Evan Weissburg
Evan Weissburg

Reputation: 1594

How can a list's lists be modified efficiently to have equal length to the list's longest list?

I have a 2-D list of shape (300,000, X), where each of the sublists has a different size. In order to convert the data to a Tensor, all of the sublists need to have equal length, but I don't want to lose any data from my sublists in the conversion.

That means that I need to fill all sublists smaller than the longest sublist with filler (-1) in order to create a rectangular array. For my current dataset, the longest sublist is of length 5037.

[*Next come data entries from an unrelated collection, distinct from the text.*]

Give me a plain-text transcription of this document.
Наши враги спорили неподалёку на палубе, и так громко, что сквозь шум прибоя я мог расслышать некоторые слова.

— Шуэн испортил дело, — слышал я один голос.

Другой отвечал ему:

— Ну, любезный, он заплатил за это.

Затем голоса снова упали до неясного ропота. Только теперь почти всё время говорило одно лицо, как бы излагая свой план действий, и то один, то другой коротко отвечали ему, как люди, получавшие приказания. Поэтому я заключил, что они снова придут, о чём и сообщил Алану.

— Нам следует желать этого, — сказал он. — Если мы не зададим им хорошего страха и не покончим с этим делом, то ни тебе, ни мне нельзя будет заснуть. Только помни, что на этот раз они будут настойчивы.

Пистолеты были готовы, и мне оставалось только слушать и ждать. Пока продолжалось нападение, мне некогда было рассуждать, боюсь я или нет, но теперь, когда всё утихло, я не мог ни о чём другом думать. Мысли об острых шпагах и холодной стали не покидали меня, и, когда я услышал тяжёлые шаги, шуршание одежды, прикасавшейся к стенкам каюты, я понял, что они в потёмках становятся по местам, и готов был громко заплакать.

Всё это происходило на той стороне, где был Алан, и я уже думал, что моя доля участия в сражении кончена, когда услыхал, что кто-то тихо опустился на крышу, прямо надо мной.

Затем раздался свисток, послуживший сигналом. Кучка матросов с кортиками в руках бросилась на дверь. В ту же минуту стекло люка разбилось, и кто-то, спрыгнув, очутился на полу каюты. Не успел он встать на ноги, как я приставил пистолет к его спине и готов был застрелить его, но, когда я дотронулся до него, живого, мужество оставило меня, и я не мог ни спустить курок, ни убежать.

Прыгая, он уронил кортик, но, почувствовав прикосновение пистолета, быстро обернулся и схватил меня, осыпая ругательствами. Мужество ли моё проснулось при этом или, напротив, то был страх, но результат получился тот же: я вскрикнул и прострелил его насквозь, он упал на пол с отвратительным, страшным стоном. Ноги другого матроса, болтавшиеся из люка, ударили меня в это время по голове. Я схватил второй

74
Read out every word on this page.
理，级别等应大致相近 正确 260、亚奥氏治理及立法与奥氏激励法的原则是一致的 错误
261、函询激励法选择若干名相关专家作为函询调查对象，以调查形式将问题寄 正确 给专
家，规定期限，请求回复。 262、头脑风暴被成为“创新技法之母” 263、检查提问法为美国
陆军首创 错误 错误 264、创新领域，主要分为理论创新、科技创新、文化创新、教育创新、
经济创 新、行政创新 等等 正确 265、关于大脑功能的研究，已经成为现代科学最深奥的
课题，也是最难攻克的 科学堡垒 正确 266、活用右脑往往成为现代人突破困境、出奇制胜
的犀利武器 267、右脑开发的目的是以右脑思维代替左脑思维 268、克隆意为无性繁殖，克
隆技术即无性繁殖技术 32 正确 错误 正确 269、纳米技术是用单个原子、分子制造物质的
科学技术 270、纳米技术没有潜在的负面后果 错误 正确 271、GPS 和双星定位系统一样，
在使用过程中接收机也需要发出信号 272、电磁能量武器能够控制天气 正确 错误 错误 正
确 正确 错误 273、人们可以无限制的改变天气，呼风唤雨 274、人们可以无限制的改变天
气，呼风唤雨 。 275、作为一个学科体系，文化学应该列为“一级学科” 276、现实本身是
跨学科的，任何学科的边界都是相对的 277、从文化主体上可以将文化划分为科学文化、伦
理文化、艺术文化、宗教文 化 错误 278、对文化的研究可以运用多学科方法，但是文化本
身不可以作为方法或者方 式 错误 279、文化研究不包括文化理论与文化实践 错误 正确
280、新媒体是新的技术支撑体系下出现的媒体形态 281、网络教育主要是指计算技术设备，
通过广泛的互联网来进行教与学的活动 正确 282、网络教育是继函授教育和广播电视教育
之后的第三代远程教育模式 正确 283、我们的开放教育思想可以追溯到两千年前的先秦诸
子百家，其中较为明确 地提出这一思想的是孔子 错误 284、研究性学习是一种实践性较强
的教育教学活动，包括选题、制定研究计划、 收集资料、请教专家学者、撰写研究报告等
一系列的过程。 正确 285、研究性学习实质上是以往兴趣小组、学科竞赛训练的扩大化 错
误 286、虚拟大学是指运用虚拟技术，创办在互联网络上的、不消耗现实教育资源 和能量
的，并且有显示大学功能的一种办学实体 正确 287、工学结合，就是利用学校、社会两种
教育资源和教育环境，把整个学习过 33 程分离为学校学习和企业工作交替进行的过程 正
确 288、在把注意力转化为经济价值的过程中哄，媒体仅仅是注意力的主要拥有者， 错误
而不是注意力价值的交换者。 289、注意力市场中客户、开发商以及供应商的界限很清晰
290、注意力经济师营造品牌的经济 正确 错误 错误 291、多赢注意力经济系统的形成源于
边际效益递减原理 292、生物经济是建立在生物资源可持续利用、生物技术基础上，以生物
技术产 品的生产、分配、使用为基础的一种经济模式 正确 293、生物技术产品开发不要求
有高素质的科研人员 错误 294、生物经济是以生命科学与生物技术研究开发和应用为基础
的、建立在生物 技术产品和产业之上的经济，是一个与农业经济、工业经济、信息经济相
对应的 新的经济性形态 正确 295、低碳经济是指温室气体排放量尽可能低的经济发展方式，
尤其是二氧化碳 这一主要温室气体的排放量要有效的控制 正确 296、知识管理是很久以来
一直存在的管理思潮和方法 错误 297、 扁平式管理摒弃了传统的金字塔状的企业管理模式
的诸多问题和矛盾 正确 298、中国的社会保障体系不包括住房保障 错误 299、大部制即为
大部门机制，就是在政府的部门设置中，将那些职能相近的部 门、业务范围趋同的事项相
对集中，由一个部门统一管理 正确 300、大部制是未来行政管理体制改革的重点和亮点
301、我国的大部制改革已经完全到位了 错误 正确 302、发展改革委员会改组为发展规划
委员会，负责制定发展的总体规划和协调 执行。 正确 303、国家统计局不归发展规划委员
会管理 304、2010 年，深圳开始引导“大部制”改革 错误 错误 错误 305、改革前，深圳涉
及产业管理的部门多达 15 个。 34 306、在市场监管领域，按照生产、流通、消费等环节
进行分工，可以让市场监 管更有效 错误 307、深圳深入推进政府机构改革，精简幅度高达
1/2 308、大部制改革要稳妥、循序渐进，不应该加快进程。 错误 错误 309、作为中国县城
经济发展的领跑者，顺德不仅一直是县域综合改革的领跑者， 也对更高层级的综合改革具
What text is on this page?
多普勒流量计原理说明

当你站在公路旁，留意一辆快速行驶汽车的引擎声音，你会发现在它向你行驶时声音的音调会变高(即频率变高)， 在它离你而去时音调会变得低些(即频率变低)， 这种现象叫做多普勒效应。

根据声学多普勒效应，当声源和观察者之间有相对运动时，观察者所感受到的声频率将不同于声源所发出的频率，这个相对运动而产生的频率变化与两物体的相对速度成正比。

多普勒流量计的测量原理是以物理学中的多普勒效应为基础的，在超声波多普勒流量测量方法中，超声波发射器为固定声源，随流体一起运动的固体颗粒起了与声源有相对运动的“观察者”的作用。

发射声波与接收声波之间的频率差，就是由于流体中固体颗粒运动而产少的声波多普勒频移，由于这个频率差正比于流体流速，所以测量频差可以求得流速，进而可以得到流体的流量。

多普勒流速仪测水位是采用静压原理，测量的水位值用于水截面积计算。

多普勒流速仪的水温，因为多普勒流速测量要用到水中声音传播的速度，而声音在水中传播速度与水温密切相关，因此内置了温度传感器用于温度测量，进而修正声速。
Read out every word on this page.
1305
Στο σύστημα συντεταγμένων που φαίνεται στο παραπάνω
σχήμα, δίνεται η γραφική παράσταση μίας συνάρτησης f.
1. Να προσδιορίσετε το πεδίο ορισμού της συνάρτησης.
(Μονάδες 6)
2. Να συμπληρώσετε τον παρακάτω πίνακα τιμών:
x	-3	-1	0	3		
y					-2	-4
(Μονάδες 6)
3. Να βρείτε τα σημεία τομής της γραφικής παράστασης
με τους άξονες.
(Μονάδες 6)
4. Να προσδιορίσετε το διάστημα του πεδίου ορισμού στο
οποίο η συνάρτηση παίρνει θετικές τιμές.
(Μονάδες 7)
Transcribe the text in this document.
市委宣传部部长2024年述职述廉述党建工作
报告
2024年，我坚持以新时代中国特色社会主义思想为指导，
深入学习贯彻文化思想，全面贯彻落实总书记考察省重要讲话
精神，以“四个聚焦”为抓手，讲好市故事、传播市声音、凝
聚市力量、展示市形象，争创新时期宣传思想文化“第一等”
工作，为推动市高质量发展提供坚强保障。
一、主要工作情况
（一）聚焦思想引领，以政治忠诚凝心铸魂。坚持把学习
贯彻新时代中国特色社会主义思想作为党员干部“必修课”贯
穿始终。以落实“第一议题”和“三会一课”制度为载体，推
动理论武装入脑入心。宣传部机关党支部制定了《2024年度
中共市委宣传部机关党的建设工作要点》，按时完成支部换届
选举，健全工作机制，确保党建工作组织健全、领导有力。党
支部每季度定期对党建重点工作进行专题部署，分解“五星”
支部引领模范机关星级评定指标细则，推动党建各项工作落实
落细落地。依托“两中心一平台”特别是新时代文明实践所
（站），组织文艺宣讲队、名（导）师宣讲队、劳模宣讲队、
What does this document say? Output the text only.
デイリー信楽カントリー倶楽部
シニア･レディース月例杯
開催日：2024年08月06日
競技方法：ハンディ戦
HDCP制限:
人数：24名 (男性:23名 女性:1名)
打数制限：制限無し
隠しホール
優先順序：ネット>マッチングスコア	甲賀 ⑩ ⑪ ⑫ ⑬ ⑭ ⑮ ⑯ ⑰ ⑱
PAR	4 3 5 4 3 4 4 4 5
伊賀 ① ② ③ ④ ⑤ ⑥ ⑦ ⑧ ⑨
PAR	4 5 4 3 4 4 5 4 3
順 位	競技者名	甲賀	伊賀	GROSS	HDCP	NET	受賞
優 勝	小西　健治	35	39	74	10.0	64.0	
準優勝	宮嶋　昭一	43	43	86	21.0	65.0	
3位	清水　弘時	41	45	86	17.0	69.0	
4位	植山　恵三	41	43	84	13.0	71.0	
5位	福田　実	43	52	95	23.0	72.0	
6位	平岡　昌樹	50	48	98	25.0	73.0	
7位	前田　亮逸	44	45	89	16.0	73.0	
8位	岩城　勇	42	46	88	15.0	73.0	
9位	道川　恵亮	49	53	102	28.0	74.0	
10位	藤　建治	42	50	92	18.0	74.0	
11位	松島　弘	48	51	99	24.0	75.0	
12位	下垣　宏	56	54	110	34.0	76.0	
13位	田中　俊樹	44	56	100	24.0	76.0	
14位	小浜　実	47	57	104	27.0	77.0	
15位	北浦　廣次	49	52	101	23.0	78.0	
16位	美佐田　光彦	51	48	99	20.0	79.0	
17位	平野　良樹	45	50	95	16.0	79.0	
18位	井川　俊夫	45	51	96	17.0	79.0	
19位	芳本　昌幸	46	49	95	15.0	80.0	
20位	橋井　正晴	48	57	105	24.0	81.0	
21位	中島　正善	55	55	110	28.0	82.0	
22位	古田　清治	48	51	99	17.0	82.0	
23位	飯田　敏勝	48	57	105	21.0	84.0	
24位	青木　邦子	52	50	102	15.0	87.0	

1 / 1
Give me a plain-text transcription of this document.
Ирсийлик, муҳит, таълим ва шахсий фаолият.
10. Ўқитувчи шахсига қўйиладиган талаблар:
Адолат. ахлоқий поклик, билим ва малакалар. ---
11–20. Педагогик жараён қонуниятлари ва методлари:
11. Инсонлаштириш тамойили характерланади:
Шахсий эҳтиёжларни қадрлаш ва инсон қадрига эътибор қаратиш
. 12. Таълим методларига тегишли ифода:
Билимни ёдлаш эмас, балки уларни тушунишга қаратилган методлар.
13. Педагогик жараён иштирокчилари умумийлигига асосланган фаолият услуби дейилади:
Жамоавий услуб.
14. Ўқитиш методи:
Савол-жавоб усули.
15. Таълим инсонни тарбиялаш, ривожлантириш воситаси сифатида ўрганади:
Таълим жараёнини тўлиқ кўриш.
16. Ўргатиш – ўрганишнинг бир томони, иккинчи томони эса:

My conversion code is below:

for seq in new_format:
    for i in range(0, length-len(seq)):
        seq.append(-1)

However, when there are 300,000 sequences in new_format, and length-len(seq) is generally >4000, the process is extraordinarily slow. How can I speed this process up or get around the issue efficiently?

Upvotes: 0

Views: 46

Answers (1)

ShadowRanger
ShadowRanger

Reputation: 155363

Individual append calls can be rather slow, so use list multiplication to create the whole filler value at once, then concatenate it all at once, e.g.:

for seq in new_format:
    seq += [-1] * (length-len(seq))

seq.extend([-1] * (length-len(seq))) would be equivalent (trivially slower due to generalized method call approach, but likely unnoticeable given size of real work).

In theory, seq.extend(itertools.repeat(-1, length-len(seq))) would avoid the potentially large temporaries, but IIRC, the actual CPython implementation of list.__iadd__/list.extend forces the creation of a temporary list anyway (to handle the case where the generator is defined in terms of the list being extended), so it wouldn't actually avoid the temporary.

Upvotes: 1

Related Questions